Po lekkim przestygnięciu wyjąć ciasto z formy i zostawić do całkowitego ostudzenia.


środa, 3 lipca 2019

Naleśniki z farszem szpinakowo-pieczarkowym




Ziołowe naleśniki kryją w sobie pełen smaku farsz osnuty sosem. Jest przy tym daniu trochę zabawy (nie jest on szybki do zrobienia przez robienie naleśników), ale smak to zdecydowanie wynagradza. Do swoich naleśników podałam, w formie sałatki, pomidorki z bazylią i odrobiną oliwy z oliwek. Przepis na 12 pysznych naleśników:

Składniki:

Naleśniki:
- 2 szklanki mąki pszennej
- 2 łyżki mąki ziemniaczanej
- 1,5 szklanki mleka
- 1,5 szklanki wody
- 1 łyżeczka soli
- 1 łyżeczka ulubionych suszonych ziół
- 1 jajko
- 2 łyżki oleju
+ odrobina tłuszczu do smażenia

Farsz:
- 250 g pieczarek
- 1 cebula
- 1 ząbek czosnku
- 300 g szpinaku
- 150 g serka mascarpone
- 1 łyżeczka soli
- 0,5 łyżeczki czarnego pieprzu
- 1 łyżeczka ziół
- 2 łyżki tłuszczu do smażenia

Przygotowanie:

Wszystkie składniki na naleśniki zmiksować do powstania gładkiego ciasta. Odstawić na 20 minut.
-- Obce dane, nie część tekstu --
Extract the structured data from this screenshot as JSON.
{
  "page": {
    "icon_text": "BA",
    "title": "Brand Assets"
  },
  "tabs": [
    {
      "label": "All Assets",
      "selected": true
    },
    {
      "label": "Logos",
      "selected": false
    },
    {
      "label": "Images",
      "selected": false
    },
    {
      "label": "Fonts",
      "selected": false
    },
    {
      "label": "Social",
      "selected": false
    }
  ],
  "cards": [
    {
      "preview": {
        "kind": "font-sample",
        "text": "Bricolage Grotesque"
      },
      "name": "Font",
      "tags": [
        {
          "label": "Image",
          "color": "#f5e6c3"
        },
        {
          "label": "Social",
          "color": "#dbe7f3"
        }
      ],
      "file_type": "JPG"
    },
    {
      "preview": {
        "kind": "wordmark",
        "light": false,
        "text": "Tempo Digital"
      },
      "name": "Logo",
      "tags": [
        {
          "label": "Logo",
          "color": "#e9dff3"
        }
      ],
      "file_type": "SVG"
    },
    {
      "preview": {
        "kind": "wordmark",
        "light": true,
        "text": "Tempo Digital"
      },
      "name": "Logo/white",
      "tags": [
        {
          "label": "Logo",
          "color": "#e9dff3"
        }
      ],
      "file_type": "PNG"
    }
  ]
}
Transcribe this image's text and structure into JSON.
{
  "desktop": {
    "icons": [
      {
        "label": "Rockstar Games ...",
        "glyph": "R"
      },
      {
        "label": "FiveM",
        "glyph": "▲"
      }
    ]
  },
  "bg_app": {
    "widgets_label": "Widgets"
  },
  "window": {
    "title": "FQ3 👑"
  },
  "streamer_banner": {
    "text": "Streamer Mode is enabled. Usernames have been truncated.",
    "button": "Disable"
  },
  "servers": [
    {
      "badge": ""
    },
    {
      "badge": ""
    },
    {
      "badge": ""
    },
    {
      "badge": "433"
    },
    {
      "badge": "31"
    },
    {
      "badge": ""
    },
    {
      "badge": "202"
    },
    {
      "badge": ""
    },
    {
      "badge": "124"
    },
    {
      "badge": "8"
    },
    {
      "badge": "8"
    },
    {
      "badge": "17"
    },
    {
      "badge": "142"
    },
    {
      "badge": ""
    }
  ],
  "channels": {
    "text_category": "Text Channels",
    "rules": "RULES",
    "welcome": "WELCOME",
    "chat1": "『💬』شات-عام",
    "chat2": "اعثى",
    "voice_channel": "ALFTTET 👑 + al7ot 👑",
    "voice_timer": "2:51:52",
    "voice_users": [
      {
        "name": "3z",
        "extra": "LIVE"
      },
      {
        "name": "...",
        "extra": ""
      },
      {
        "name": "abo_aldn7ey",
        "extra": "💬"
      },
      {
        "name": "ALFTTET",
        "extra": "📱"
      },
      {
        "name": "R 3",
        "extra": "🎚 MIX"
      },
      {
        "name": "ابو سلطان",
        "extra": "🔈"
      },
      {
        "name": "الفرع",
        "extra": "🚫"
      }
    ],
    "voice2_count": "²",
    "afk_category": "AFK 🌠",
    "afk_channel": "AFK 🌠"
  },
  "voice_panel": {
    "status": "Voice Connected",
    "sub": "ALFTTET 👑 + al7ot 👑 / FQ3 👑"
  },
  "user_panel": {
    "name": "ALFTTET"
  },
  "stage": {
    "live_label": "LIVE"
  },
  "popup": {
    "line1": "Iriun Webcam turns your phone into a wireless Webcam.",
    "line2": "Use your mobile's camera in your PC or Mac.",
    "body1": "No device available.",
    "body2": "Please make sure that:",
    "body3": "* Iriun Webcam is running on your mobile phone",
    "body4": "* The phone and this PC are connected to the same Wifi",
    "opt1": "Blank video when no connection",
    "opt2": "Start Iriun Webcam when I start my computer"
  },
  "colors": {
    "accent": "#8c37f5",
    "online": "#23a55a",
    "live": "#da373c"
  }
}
Na 1 łyżce tłuszczu usmażyć pokrojone w plasterki pieczarki (puszczą sok, należy go odparować, a pieczarki lekko zrumienić). Pieczarki zdjąć z patelni.
Na tej samej patelni dodać kolejną łyżkę tłuszczu, zeszklić cebulę, dodać czosnek i szpinak. Gdy soki ze szpinaku lekko odparują, dodać pieczarki. Serek mascarpone wymieszać z solą, pieprzem i ziołami. Dolać do niego płynny sos z patelni i szybko wymieszać, dodać do szpinaku z pieczarkami. Nadzienie gotowe :) Teraz smażenie naleśników.

Na mocno rozgrzanej patelni smażyć naleśniki z obu stron, przed każdym naleśnikiem można posmarować patelnię odrobiną tłuszczu. Po usmażeniu układać naleśniki na talerz, przykrywać drugim talerzem (naleśniki będą bardzo giętkie i miękkie).

Na każdego naleśnika nakładać po ok. 2 łyżki farszu. Zawijać i układać na blaszce. Naleśniki zapiec w piekarniku do utworzenia się chrupiącej skorupki lub obsmażyć na patelni. Można podać w towarzystwie lekkiej sałatki. :)



poniedziałek, 1 lipca 2019

Ciasteczka migdałowo-maślane




Proste, a jednocześnie pełne smaku. Ciasteczka zrobione spontanicznie, ale próba świetna, od razu zapisałam przepis :) Jeśli ktoś ma nadmiar orzechów w domu, to może od razu zabrać się do pracy. A  naprawdę nie ma jej dużo i będą gotowe w 30 minut. Mocno migdałowe, przyjemnie chrupiące, a w środku lekko klejące...


Składniki:

- 1 szklanka drobno posiekanych migdałów (można sobie pomóc blenderem ;))
- 1 szklanka mąki pszennej
- 0,5 łyżeczki proszku do pieczenia
- szczypta soli
- 3/4 szklanki cukru
-100 g rozpuszczonego masła
- 1 jajko


Przygotowanie:
Wymieszać wszystkie suche składniki, dodać masło i roztrzepane jajko. Wymieszać łyżką do dokładnego połączenia.
Z ciasta formować małe kulki, układać na blaszce, wyłożonej papierem do pieczenia (w sporych odstępach, ciastka rozpłyną się podczas pieczenia).
Piec w 160°C przez 15-20 min. do lekkiego zrumienienia brzegów.
Ostygnięte ciasteczka przechowywać w puszcze lub innym szczelnym pojemniku, zjeść w ciągu tygodnia (może wytrzymają dłużej... nie, zbyt są kuszące ;)).